Harmonic-Copuled Riccati Equations and its Applications in Distributed Filtering

The coupled Riccati equations are cosisted of multiple Riccati-like equations with solutions coupled with each other, which can be applied to depict the properties of more complex systems such as markovian systems or multi-agent systems. This paper manages to formulate and investigate a new kind of coupled Riccati equations, called harmonic-coupled Riccati equations (HCRE), from the matrix iterative law of the consensus on information-based distributed filtering (CIDF) algortihm proposed in [1], where the solutions of the equations are coupled with harmonic means.
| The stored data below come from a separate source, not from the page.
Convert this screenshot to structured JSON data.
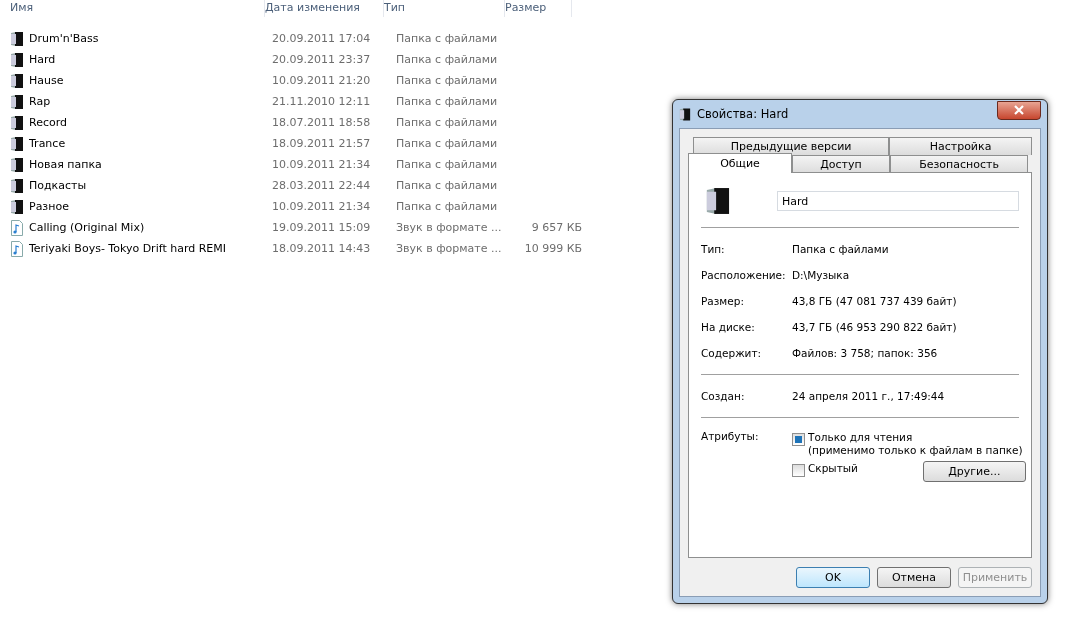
{
  "file_list": {
    "columns": [
      "Имя",
      "Дата изменения",
      "Тип",
      "Размер"
    ],
    "rows": [
      {
        "kind": "folder",
        "name": "Drum'n'Bass",
        "date": "20.09.2011 17:04",
        "type": "Папка с файлами"
      },
      {
        "kind": "folder",
        "name": "Hard",
        "date": "20.09.2011 23:37",
        "type": "Папка с файлами"
      },
      {
        "kind": "folder",
        "name": "Hause",
        "date": "10.09.2011 21:20",
        "type": "Папка с файлами"
      },
      {
        "kind": "folder",
        "name": "Rap",
        "date": "21.11.2010 12:11",
        "type": "Папка с файлами"
      },
      {
        "kind": "folder",
        "name": "Record",
        "date": "18.07.2011 18:58",
        "type": "Папка с файлами"
      },
      {
        "kind": "folder",
        "name": "Trance",
        "date": "18.09.2011 21:57",
        "type": "Папка с файлами"
      },
      {
        "kind": "folder",
        "name": "Новая папка",
        "date": "10.09.2011 21:34",
        "type": "Папка с файлами"
      },
      {
        "kind": "folder",
        "name": "Подкасты",
        "date": "28.03.2011 22:44",
        "type": "Папка с файлами"
      },
      {
        "kind": "folder",
        "name": "Разное",
        "date": "10.09.2011 21:34",
        "type": "Папка с файлами"
      },
      {
        "kind": "audio",
        "name": "Calling (Original Mix)",
        "date": "19.09.2011 15:09",
        "type": "Звук в формате ...",
        "size": "9 657 КБ"
      },
      {
        "kind": "audio",
        "name": "Teriyaki Boys- Tokyo Drift hard REMI",
        "date": "18.09.2011 14:43",
        "type": "Звук в формате ...",
        "size": "10 999 КБ"
      }
    ]
  },
  "dialog": {
    "title": "Свойства: Hard",
    "tab_rows": [
      [
        {
          "label": "Предыдущие версии",
          "selected": false
        },
        {
          "label": "Настройка",
          "selected": false
        }
      ],
      [
        {
          "label": "Общие",
          "selected": true
        },
        {
          "label": "Доступ",
          "selected": false
        },
        {
          "label": "Безопасность",
          "selected": false
        }
      ]
    ],
    "name_field": {
      "value": "Hard"
    },
    "groups": [
      [
        {
          "label": "Тип:",
          "value": "Папка с файлами"
        },
        {
          "label": "Расположение:",
          "value": "D:\\Музыка"
        },
        {
          "label": "Размер:",
          "value": "43,8 ГБ (47 081 737 439 байт)"
        },
        {
          "label": "На диске:",
          "value": "43,7 ГБ (46 953 290 822 байт)"
        },
        {
          "label": "Содержит:",
          "value": "Файлов: 3 758; папок: 356"
        }
      ],
      [
        {
          "label": "Создан:",
          "value": "24 апреля 2011 г., 17:49:44"
        }
      ]
    ],
    "attributes": {
      "label": "Атрибуты:",
      "checkboxes": [
        {
          "label": "Только для чтения",
          "note": "(применимо только к файлам в папке)",
          "checked": false,
          "indeterminate": true
        },
        {
          "label": "Скрытый",
          "checked": false,
          "indeterminate": false
        }
      ],
      "other_button": "Другие..."
    },
    "buttons": [
      {
        "label": "OK",
        "kind": "default",
        "disabled": false
      },
      {
        "label": "Отмена",
        "kind": "normal",
        "disabled": false
      },
      {
        "label": "Применить",
        "kind": "normal",
        "disabled": true
      }
    ]
  }
}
Firstly, mild conditions of the existence and uniqueness of the solution to HCRE are induced with collective observability and primitiviness of weighting matrix. Then, it is proved that the matrix iterative law of CIDF will converge to the unique solution of the corresponding HCRE, hence can be used to obtain the solution to HCRE. Moreover, through applying the novel theory of HCRE, it is pointed out that the real estimation error covariance of CIDF will also become steady-state and the convergent value is simplified as the solution to a discrete time Lyapunov equation (DLE). Altogether, these new results develop the theory of the coupled Riccati equations, and provide a novel perspective on the performance analysis of CIDF algorithm, which sufficiently reduces the conservativeness of the evaluation techniques in the literature. Finally, the theoretical results are verified with numerical experiments.